Problem 49

Question

Estimate the magnitude of the error involved in using the sum of the first four terms to approximate the sum of the entire series. $$ \sum_{n=1}^{\infty}(-1)^{n+1} \frac{1}{n} $$

Step-by-Step Solution

Verified
Answer
The error is less than 0.2.
1Step 1: Identify the Series Type
The given series \( \sum_{n=1}^{\infty} (-1)^{n+1} \frac{1}{n} \) is an alternating series. It follows the form \( \sum_{n=1}^{\infty} (-1)^{n+1} a_n \), where \( a_n = \frac{1}{n} \). According to the Alternating Series Test, this series converges.
2Step 2: Use Alternating Series Estimation Theorem
The Alternating Series Estimation Theorem states that the absolute error \( |R_N| \) in using the sum of the first \( N \) terms to approximate the sum of an alternating series is less than or equal to the absolute value of the first omitted term.
3Step 3: Calculate the First Omitted Term
Since we are using the first four terms to approximate the series, calculate the fifth term \( a_5 = \frac{1}{5} \).
4Step 4: Estimate the Error
The error \( |R_4| \) is bounded by \( |a_5| = \frac{1}{5} = 0.2 \). This means the magnitude of the error when using the first four terms to approximate the series is less than 0.2.

Key Concepts

Error EstimationConvergence of SeriesAlternating Series Test
Error Estimation
In the study of infinite series, especially alternating series, estimating the error when using a finite number of terms to approximate the series is crucial. An alternating series switches signs between consecutive terms. Therefore, error estimation becomes an essential tool to understand how close our finite approximation is to the actual infinite sum.
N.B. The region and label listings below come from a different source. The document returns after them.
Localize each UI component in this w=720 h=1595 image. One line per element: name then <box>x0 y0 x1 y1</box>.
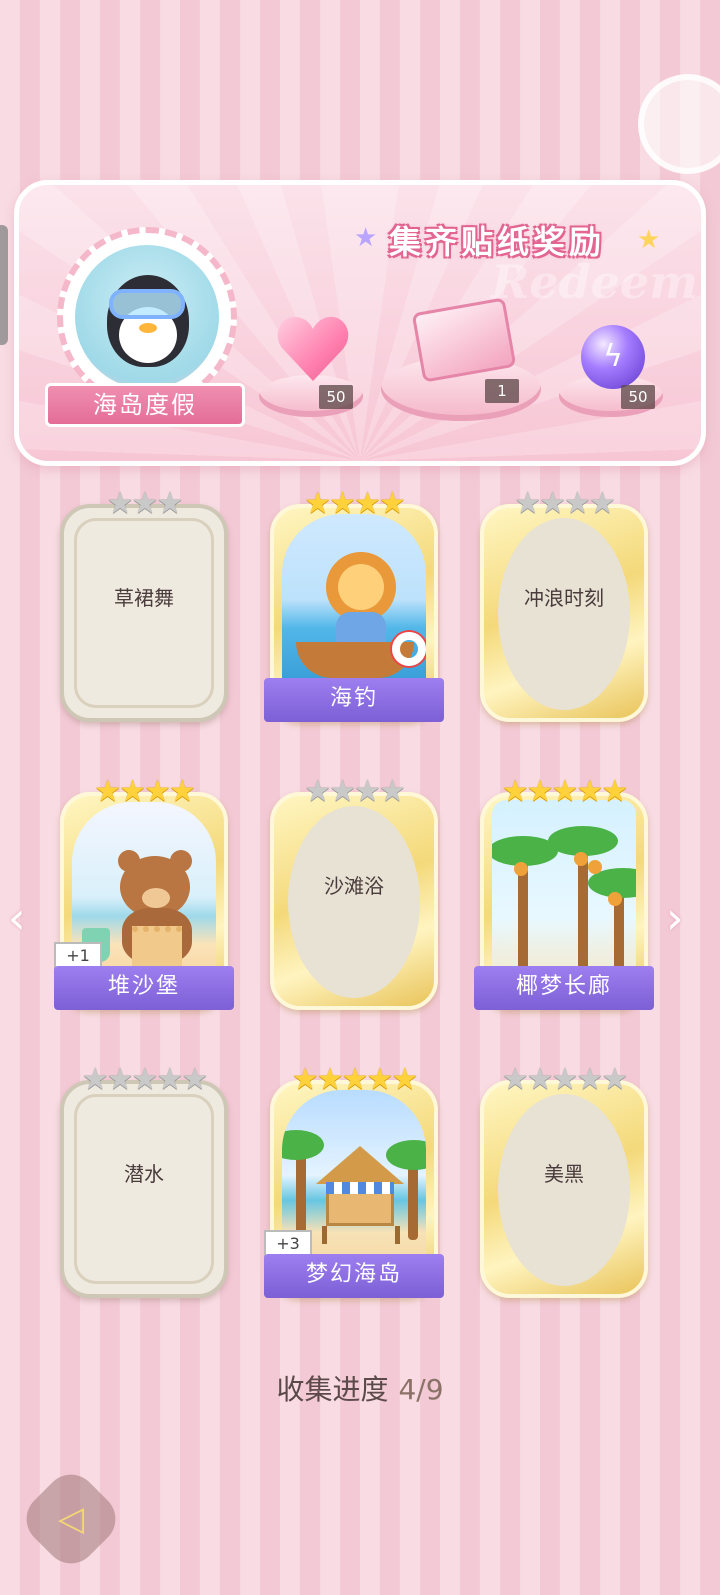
back-button[interactable]: ◁ <box>15 1463 127 1575</box>
reward-count: 50 <box>621 385 655 409</box>
rarity-stars: ★★★★ <box>304 774 406 809</box>
progress-value: 4/9 <box>398 1373 444 1406</box>
sticker-card[interactable]: ★★★★ 冲浪时刻 <box>480 486 648 722</box>
rarity-stars: ★★★★★ <box>81 1062 208 1097</box>
sticker-card[interactable]: ★★★ 草裙舞 <box>60 486 228 722</box>
lion-fishing-illustration <box>282 514 426 704</box>
chevron-left-icon[interactable]: ‹ <box>8 893 26 944</box>
lightning-orb-icon[interactable]: ϟ <box>581 325 645 389</box>
sticker-name: 美黑 <box>544 1162 584 1186</box>
sticker-name: 海钓 <box>264 678 444 722</box>
redeem-watermark: Redeem <box>491 255 698 309</box>
progress-label: 收集进度 <box>276 1373 389 1406</box>
side-drawer-handle[interactable] <box>0 225 8 345</box>
sticker-card[interactable]: ★★★★ +1 堆沙堡 <box>54 774 234 1010</box>
rarity-stars: ★★★★★ <box>291 1062 418 1097</box>
sticker-card[interactable]: ★★★★ 沙滩浴 <box>270 774 438 1010</box>
reward-banner: ★ 集齐贴纸奖励 ★ Redeem 海岛度假 ϟ 50 1 50 <box>14 180 706 466</box>
sticker-card[interactable]: ★★★★★ 美黑 <box>480 1062 648 1298</box>
star-decoration-icon: ★ <box>354 223 378 253</box>
rarity-stars: ★★★★ <box>304 486 406 521</box>
sticker-card[interactable]: ★★★★ 海钓 <box>264 486 444 722</box>
rarity-stars: ★★★★★ <box>501 1062 628 1097</box>
sticker-name: 沙滩浴 <box>324 874 384 898</box>
penguin-diver-icon <box>75 245 219 389</box>
sticker-name: 潜水 <box>124 1162 164 1186</box>
sticker-card[interactable]: ★★★★★ +3 梦幻海岛 <box>264 1062 444 1298</box>
sticker-card[interactable]: ★★★★★ 椰梦长廊 <box>474 774 654 1010</box>
heart-gem-icon[interactable] <box>277 315 349 383</box>
sticker-name: 冲浪时刻 <box>524 586 604 610</box>
chevron-right-icon[interactable]: › <box>666 893 684 944</box>
sticker-name: 堆沙堡 <box>54 966 234 1010</box>
sticker-card[interactable]: ★★★★★ 潜水 <box>60 1062 228 1298</box>
back-arrow-icon: ◁ <box>57 1499 85 1539</box>
sticker-name: 草裙舞 <box>114 586 174 610</box>
album-avatar <box>57 227 237 407</box>
rarity-stars: ★★★★ <box>514 486 616 521</box>
sticker-name: 梦幻海岛 <box>264 1254 444 1298</box>
star-decoration-icon: ★ <box>637 225 661 255</box>
top-right-menu-button[interactable] <box>638 74 720 174</box>
rarity-stars: ★★★★ <box>94 774 196 809</box>
rarity-stars: ★★★★★ <box>501 774 628 809</box>
album-name-ribbon: 海岛度假 <box>45 383 245 427</box>
reward-count: 1 <box>485 379 519 403</box>
collection-progress: 收集进度 4/9 <box>0 1368 720 1408</box>
sticker-name: 椰梦长廊 <box>474 966 654 1010</box>
rarity-stars: ★★★ <box>106 486 184 521</box>
reward-count: 50 <box>319 385 353 409</box>
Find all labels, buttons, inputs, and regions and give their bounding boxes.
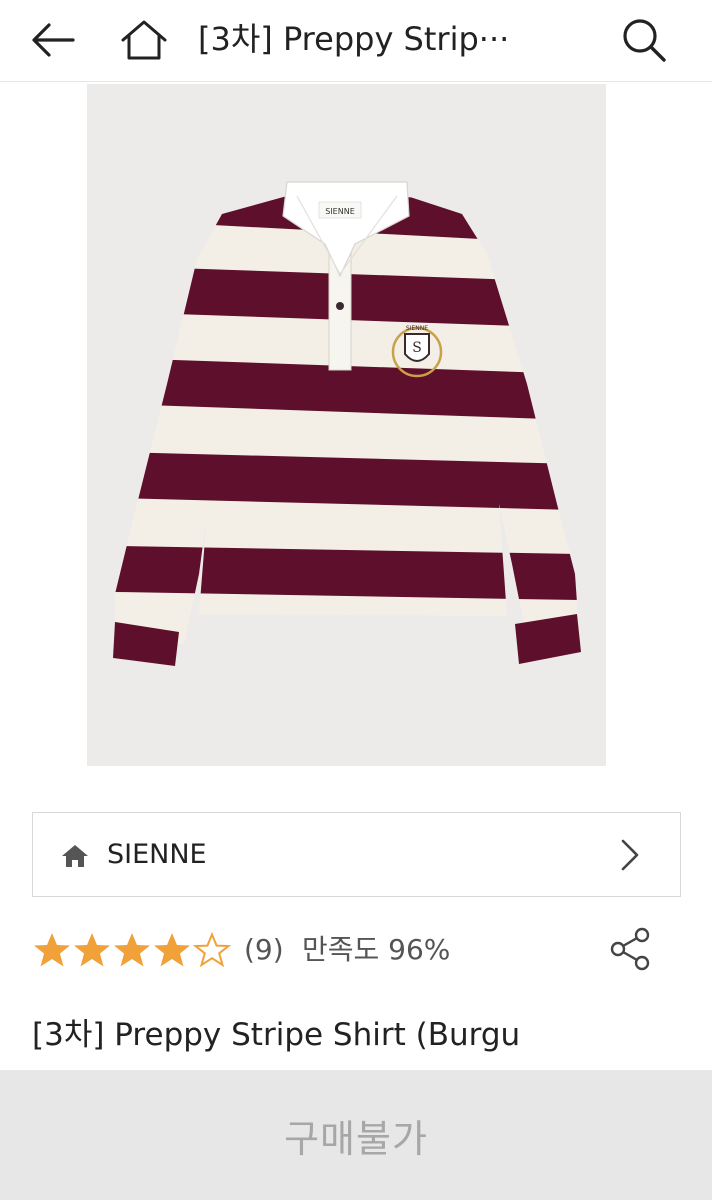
buy-button-label: 구매불가 [284,1116,428,1161]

In this context, the Alternating Series Estimation Theorem provides a straightforward way to estimate this error. It states that the error, denoted as \( |R_N| \), in approximating the sum of an alternating series by its first \( N \) terms, is less than or equal to the magnitude of the first term not included in the partial sum. This non-included term is your error bound.\[|R_N| \leq |a_{N+1}|\]This result is very useful because it gives assurance that our estimate cannot deviate by more than a calculable amount. In our specific problem, using the first four terms to approximate the series means the error is bounded by the fifth term \( a_5 = \frac{1}{5} \), which translates to an error margin of 0.2.
Convergence of Series
The concept of convergence tells us whether an infinite series adds up to a finite value. For alternating series like the one given in the exercise, the convergence is indicated by the fact that we have terms decreasing in absolute value and that the limit of their absolute values approaches zero as \( n \) approaches infinity.

The series in the exercise is an alternating series because consecutive terms have differing signs. Particularly, it is the harmonic series altered to take on alternating signs, represented by:\[\sum_{n=1}^{\infty} (-1)^{n+1} \frac{1}{n}\]Each term's magnitude \( \frac{1}{n} \) decreases as \( n \) increases, meeting the criteria for convergence per the Alternating Series Test. Hence, we know such series converge to a specific value, though calculating this value exactly might be arduous without advanced tools.
Alternating Series Test
The Alternating Series Test gives us a way to determine whether certain series converge. For a series to pass this test, it must satisfy two conditions:
  • The absolute values of the terms \( a_n \) must decrease to zero.
  • The limit of \( a_n \) as \( n \) approaches infinity must be zero.
When these conditions are met, the series converges.

In our problem, the series \( \sum_{n=1}^{\infty} (-1)^{n+1} \frac{1}{n} \) meets both these criteria. The terms \( \frac{1}{n} \) indeed decrease and their limit is zero. Thus, the Alternating Series Test confirms convergence. Understanding this test is crucial because it assures both the mathematical feasibility and practicality when working with infinitely many terms. It's also why we use only a few initial terms from the series for practical applications, using error estimation to gauge the precision.